Discovery is to be conducted by the parties, not the Court, as authorized under the federal discovery rules. See e.g. Fed. R. Civ. P. 26, 30, 31, 33, 34, and 36. Should Cowan later experience difficulty obtaining appropriate responses from any party upon whom he has served discovery requests, he may then, under certain circumstances, move for an order compelling defendants to respond to specific discovery requests. See Fed. R. Civ. P. 37(a).

Because the Court cannot conduct Cowan's discovery for him, and since he has not presented any basis for an order compelling discovery under Rule 37(a), his motion will be denied.


Based on the foregoing, the Court finds Cowan's Complaint, as presently pled, is subject to dismissal for failure to state a claim on which relief could be granted. In view of Cowan's pro se status, however, the Court will afford him an opportunity to amend his allegations to cure the defects noted in this Order.
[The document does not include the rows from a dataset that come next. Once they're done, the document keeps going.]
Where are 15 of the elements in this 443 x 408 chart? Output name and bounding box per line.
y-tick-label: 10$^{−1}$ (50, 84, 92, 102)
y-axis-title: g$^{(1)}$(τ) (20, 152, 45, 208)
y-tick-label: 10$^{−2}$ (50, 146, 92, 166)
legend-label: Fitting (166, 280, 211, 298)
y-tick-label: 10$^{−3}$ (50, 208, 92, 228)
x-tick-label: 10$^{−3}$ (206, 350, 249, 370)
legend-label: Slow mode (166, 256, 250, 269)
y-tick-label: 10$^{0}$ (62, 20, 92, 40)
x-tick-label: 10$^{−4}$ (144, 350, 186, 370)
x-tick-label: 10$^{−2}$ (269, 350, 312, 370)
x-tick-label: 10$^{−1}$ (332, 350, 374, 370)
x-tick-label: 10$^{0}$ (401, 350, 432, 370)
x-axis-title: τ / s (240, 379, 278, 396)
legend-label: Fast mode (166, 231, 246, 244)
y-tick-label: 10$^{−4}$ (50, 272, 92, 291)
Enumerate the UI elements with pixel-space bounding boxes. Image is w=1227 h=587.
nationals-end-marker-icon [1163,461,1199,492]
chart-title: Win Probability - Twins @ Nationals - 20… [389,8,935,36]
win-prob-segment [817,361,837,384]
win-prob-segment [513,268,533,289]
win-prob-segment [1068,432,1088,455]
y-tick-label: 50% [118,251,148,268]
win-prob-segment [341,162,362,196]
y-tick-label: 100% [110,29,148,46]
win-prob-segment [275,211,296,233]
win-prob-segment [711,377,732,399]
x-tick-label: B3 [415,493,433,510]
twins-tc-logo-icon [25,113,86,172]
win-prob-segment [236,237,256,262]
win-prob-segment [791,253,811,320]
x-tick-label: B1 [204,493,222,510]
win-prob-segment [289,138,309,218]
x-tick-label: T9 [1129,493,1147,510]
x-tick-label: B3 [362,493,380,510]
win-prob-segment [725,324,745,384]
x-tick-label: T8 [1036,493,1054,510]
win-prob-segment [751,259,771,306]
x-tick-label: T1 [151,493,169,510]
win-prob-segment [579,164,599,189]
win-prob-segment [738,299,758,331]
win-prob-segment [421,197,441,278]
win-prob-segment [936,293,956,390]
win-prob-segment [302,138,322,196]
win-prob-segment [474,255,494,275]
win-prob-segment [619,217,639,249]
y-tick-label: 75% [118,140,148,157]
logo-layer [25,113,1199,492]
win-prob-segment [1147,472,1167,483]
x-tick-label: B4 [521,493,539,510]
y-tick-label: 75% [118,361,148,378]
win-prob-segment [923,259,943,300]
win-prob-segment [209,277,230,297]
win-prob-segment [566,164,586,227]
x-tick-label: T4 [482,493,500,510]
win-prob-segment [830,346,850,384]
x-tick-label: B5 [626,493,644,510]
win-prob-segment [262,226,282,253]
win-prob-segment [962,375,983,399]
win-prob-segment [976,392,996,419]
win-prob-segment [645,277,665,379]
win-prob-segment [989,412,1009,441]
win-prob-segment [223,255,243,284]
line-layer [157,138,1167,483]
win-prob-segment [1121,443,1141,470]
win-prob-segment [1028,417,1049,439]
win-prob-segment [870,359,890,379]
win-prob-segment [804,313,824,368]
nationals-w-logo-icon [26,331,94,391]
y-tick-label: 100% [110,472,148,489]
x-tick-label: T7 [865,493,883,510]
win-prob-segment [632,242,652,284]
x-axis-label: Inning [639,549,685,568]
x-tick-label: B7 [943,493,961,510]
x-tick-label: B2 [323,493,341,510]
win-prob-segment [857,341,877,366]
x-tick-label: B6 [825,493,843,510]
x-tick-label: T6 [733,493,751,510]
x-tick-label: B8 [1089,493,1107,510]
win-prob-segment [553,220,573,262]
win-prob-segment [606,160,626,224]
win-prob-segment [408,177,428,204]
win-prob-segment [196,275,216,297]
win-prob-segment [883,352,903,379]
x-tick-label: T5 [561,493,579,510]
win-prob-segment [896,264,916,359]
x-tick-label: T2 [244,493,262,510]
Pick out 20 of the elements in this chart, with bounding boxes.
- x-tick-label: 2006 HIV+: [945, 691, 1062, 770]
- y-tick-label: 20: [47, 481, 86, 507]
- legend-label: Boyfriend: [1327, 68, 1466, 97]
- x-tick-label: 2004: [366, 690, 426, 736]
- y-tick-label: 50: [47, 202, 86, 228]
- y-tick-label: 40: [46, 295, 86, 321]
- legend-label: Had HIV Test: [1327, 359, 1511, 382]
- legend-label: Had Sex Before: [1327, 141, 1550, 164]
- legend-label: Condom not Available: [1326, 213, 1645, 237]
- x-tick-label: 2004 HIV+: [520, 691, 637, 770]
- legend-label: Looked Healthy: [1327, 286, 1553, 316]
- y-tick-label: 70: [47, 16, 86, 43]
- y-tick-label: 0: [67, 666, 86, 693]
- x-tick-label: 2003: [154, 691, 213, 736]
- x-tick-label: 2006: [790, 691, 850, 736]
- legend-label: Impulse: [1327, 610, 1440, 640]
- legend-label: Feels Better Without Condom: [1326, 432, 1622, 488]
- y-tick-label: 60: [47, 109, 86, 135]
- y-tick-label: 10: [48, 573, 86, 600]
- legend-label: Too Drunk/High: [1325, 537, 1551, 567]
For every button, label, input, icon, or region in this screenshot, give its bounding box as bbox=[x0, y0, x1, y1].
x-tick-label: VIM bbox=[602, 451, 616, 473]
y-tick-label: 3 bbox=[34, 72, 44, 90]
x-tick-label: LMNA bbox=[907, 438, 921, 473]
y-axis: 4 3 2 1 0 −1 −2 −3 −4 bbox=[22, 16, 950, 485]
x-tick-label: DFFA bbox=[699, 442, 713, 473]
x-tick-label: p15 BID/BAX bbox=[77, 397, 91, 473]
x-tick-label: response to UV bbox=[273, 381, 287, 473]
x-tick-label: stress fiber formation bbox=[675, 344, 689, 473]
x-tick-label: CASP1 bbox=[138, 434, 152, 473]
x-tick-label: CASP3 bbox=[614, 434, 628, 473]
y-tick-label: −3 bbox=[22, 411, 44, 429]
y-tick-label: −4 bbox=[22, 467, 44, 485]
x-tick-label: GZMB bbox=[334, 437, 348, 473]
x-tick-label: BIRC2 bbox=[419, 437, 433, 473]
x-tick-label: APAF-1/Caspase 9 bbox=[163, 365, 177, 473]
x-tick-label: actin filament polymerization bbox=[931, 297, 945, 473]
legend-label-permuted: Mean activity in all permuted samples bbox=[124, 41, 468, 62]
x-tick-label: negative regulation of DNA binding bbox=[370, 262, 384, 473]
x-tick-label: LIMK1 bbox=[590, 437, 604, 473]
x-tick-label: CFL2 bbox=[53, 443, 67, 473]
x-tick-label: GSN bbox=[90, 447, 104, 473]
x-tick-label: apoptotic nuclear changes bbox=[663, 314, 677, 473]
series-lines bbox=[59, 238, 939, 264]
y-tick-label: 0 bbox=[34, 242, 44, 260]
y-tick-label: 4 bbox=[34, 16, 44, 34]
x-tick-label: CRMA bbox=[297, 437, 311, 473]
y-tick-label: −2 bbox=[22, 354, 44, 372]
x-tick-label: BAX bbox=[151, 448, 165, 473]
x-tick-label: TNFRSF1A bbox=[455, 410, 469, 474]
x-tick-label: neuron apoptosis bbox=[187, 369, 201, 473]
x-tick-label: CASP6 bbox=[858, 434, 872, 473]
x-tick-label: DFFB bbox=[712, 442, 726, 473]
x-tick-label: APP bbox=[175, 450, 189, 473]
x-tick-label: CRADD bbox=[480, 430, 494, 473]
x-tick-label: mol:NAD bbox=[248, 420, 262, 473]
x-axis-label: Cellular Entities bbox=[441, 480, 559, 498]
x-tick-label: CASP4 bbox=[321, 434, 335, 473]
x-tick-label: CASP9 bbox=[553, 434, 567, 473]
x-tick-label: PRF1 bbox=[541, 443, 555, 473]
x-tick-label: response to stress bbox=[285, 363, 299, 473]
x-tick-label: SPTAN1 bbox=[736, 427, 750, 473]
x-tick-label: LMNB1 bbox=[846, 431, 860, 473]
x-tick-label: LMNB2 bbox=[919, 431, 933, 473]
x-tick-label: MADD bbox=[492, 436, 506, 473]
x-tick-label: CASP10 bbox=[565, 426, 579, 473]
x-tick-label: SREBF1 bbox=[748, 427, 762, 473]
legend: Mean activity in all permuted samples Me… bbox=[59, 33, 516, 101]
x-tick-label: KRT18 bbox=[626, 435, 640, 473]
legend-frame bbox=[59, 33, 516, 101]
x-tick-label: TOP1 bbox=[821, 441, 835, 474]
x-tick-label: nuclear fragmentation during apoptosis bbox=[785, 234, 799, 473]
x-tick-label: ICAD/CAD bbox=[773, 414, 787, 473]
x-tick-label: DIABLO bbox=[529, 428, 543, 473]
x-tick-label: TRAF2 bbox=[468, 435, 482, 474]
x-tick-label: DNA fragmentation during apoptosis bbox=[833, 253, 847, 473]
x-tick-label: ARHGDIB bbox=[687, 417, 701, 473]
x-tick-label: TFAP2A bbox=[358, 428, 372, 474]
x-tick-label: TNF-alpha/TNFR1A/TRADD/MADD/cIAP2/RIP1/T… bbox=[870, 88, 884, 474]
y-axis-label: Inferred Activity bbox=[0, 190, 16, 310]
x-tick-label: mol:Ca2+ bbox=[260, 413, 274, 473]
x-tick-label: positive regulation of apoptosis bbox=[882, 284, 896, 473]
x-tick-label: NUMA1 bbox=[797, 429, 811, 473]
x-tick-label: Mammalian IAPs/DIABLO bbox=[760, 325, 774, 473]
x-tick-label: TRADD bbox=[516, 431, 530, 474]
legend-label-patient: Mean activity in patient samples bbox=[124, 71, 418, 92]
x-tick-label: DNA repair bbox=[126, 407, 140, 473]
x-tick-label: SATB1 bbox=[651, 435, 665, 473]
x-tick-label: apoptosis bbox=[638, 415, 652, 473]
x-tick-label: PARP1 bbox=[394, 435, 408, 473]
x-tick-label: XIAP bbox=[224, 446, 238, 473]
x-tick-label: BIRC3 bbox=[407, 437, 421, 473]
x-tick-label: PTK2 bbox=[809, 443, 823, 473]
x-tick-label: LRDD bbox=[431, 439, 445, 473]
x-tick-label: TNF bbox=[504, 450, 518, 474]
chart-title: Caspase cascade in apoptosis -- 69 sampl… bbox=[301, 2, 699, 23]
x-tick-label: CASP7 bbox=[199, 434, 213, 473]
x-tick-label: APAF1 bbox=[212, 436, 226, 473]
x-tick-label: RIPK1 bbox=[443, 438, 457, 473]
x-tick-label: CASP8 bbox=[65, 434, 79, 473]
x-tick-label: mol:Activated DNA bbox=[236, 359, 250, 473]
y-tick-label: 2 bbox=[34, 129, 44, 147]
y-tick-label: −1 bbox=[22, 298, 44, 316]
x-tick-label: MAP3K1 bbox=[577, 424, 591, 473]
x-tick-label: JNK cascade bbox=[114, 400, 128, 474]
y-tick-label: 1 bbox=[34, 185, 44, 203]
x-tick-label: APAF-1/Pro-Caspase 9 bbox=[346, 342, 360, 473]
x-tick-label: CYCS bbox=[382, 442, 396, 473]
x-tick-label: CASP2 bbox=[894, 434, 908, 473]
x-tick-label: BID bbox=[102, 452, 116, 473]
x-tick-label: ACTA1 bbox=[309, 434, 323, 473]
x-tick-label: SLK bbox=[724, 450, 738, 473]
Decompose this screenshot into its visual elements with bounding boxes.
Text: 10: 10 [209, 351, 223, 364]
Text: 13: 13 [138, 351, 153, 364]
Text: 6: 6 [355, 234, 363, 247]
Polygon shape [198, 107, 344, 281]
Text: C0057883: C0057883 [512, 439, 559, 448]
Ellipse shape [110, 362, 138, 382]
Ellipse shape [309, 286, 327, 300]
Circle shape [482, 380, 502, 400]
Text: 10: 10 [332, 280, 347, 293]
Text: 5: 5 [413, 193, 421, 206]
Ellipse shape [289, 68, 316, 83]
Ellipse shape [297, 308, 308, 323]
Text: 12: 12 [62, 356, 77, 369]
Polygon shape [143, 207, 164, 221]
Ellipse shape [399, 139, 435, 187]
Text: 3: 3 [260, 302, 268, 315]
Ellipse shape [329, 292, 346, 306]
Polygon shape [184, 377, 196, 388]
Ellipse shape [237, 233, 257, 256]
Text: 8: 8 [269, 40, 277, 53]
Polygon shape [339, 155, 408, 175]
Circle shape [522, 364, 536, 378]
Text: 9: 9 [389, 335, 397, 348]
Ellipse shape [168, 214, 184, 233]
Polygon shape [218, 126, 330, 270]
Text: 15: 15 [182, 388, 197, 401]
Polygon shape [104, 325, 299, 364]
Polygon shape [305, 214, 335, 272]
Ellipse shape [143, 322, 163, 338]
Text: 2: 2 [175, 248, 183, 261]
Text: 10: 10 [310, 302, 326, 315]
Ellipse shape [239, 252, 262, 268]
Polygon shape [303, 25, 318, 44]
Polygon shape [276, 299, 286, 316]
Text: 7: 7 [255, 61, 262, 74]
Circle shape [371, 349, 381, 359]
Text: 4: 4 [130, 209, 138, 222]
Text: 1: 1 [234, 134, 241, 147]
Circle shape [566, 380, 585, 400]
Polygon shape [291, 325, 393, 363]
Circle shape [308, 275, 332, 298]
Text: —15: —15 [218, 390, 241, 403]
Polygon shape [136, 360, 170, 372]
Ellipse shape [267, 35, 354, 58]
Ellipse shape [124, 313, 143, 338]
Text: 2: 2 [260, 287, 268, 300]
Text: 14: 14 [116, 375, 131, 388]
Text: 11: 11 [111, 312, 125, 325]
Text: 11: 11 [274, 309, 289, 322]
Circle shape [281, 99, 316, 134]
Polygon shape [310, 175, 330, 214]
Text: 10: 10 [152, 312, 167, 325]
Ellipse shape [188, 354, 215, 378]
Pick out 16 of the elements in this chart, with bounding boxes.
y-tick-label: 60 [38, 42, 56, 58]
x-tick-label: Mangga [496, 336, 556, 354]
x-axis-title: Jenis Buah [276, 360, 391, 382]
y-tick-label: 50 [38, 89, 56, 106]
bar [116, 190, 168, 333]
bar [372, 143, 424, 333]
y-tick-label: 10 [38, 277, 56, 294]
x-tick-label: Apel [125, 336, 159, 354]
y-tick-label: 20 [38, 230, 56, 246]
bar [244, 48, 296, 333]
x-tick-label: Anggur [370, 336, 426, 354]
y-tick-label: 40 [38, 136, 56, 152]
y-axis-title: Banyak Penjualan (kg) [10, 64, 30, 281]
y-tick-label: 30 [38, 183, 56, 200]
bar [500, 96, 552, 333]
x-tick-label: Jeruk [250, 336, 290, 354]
For the reasons stated, IT IS RECOMMENDED that Defendants State of Montana, "Government", and "Departments thereof" be DISMISSED.

IT IS HEREBY ORDERED that Cowan's motion for appointment of counsel, and his motion for the production of discovery information are DENIED.

IT IS FURTHER ORDERED that on or before September 7, 2012, Cowan shall file an amended complaint. The Clerk of Court is directed to provide him with the attached form for filing an amended complaint. Pursuant to Fed. R. Civ. P. 8(a), Cowan's amended complaint shall set forth a short and plain statement of his claims against each individual defendant showing that he is entitled to relief.

At all times during the pendency of this action, Cowan shall immediately advise the Court of any change of address and its effective date. Such notice shall be captioned "NOTICE OF CHANGE OF ADDRESS." Failure to file a NOTICE OF CHANGE OF ADDRESS may result in the dismissal of the action for failure to prosecute pursuant to Fed. R. Civ. P. 41(b), or for failure to state a claim for relief.

Cowan is advised that his failure to prosecute this action, to comply with the Court's orders, or to comply with the Federal Rules of Civil Procedure may also result in a recommendation that this case be dismissed with prejudice pursuant to Fed. R. Civ. P. 41(b). The Court may dismiss this case under Rule 41(b) sua sponte under certain circumstances. See, e.g., Link v. Wabash Railroad Co., 370 U.S. 626, 633 (1962); Hells Canyon Preservation Council v. United States Forest Serv., 403 F.3d 683, 689 (9th Cir. 2005).